John, to his credit, is trying to staunch the overexposure. Last week, when MTV and VH1 began programming an unsanctioned clip of his funeral performance, he requested a cease and desist, except in conjunction with newscasts. He’s also vowed never to play the song in concert again (although he will play the single’s A side, ““Something About the Way You Look Tonight,’’ from his new album, ““The Big Picture,’’ which also happens to be coming out next week). But even his best intentions have a slightly disingenuous touch. The new ““Candle in the Wind’’ was built for the top 10. When John and collaborator Bernie Taupin pried the song apart to make it topical, they erased what was most interesting about it: a humble, vivid narrative perspective. ““Goodbye Norma Jean, from the young man in the 22d row’’ became ““Goodbye England’s rose, from a country lost without your soul.’’ It’s cavernous and impersonal enough to house a whole world’s mourning.

Pop songs about death often don’t work for a simple reason: grief, even when publicly shared, is essentially private. Mass-marketed, it loses meaning. Songs about dead icons have an unfortunately chummy aspect: they tend to remind us that the celebrity singer probably knew the subject a lot better than we did. And in their effort to memorialize a fallen friend, celebrities can unwittingly become inappropriate spokespersons for the dead. Puff Daddy seems to have elected himself recipient of all affections formerly directed toward the Notorious B.I.G. Courtney Love most assuredly missed her husband, Kurt Cobain, after he committed suicide in April 1994. But she made a mistake when she tried to become his ambassador to the living in the press. It’s interesting how differently Cobain’s former bandmates, Dave Grohl and Krist Novoselic, handled the situation. They kept quiet. When Nirvana won a posthumous MTV Video Music Award for ““Heart-Shaped Box,’’ Grohl gave a simple speech that remains one of the most poignant tributes to Kurt. ““It would be silly to say it doesn’t feel like something’s missing,’’ Grohl said. ““I think about Kurt every day.''

There are good, affecting pop songs about death. But I think it helps when the subject isn’t a celebrity. Then, instead of the singer telling the audience how to feel, the listener is allowed to interpret the imagery as he or she wishes. The Chills, a power-pop band from New Zealand, released a single in 1984 called ““Pink Frost,’’ a tribute to a band member who died of leukemia. But the song is so well written, you don’t need to know the back story. ““What can I do if she’s lost?’’ asks singer Martin Phillipps. ““Just the thought fills my heart with pink frost.’’ Patti Smith, a similarly gifted songwriter, found just the right words for sorrow on her album ““Gone Again,’’ a tribute to her late husband, guitarist Fred (Sonic) Smith. ““The life in his fingers unwound my existence,’’ she sings in ““Dead to the World.’’ These songs don’t make us feel good about death; they invoke its power in precise, personal terms.

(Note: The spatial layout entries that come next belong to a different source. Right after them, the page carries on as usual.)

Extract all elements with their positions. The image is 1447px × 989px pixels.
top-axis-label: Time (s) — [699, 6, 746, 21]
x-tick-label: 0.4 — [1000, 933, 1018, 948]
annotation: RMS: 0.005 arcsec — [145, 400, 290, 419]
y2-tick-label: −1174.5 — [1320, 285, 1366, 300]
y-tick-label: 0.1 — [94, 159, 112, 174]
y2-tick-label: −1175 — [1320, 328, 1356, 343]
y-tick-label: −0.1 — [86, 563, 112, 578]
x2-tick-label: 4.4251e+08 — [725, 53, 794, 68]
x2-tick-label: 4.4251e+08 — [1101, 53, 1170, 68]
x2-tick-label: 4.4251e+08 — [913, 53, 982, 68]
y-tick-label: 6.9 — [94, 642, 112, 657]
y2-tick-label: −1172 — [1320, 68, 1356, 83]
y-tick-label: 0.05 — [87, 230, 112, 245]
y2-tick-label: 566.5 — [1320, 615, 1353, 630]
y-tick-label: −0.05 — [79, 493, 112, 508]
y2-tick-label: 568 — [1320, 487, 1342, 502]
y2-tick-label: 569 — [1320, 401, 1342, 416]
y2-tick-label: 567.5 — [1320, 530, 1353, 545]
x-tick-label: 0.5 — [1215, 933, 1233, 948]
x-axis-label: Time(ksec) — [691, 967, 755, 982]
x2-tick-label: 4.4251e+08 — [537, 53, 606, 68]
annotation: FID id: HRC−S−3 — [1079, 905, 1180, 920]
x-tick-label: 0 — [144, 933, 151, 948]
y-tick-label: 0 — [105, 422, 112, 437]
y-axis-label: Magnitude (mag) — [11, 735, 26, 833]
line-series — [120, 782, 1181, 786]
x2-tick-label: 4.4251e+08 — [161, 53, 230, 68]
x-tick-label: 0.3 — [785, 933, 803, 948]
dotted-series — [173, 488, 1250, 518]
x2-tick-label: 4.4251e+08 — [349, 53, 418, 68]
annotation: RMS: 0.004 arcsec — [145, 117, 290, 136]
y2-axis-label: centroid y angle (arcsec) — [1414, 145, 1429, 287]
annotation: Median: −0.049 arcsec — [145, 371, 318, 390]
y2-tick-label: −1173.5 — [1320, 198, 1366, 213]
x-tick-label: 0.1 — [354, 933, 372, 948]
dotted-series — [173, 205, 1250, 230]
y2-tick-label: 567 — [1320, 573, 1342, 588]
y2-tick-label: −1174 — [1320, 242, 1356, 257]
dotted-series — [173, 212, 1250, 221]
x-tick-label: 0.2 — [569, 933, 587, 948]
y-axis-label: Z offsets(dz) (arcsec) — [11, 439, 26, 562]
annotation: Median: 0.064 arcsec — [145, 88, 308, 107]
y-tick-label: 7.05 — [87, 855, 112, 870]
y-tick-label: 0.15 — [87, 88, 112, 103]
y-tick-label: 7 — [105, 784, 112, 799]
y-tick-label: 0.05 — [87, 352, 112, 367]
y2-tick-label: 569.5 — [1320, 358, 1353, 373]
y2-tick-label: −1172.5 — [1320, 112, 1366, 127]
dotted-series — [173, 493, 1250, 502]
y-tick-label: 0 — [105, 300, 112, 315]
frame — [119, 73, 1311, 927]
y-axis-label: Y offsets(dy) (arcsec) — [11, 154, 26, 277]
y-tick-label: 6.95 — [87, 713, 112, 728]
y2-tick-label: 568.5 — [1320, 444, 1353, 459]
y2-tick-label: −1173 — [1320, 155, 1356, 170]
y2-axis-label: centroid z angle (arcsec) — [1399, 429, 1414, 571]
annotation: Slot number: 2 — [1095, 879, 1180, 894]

Of course, these songs weren’t huge hits. Maybe mass sorrow on the scale of Diana can’t be scripted from an individualistic point of view. Or maybe no pop tribute is perfect. Sometimes I find myself wishing that MTV would permanently retire Nirvana’s videos. Once or twice a week, instead of playing ““All Apologies’’ or ““Lithium,’’ the station could show a blank screen for a few minutes. At the bottom could be a discreet explanation: In mem- ory of Kurt Cobain, who sings no more. That, to me, is the most fitting tribute of all: silence.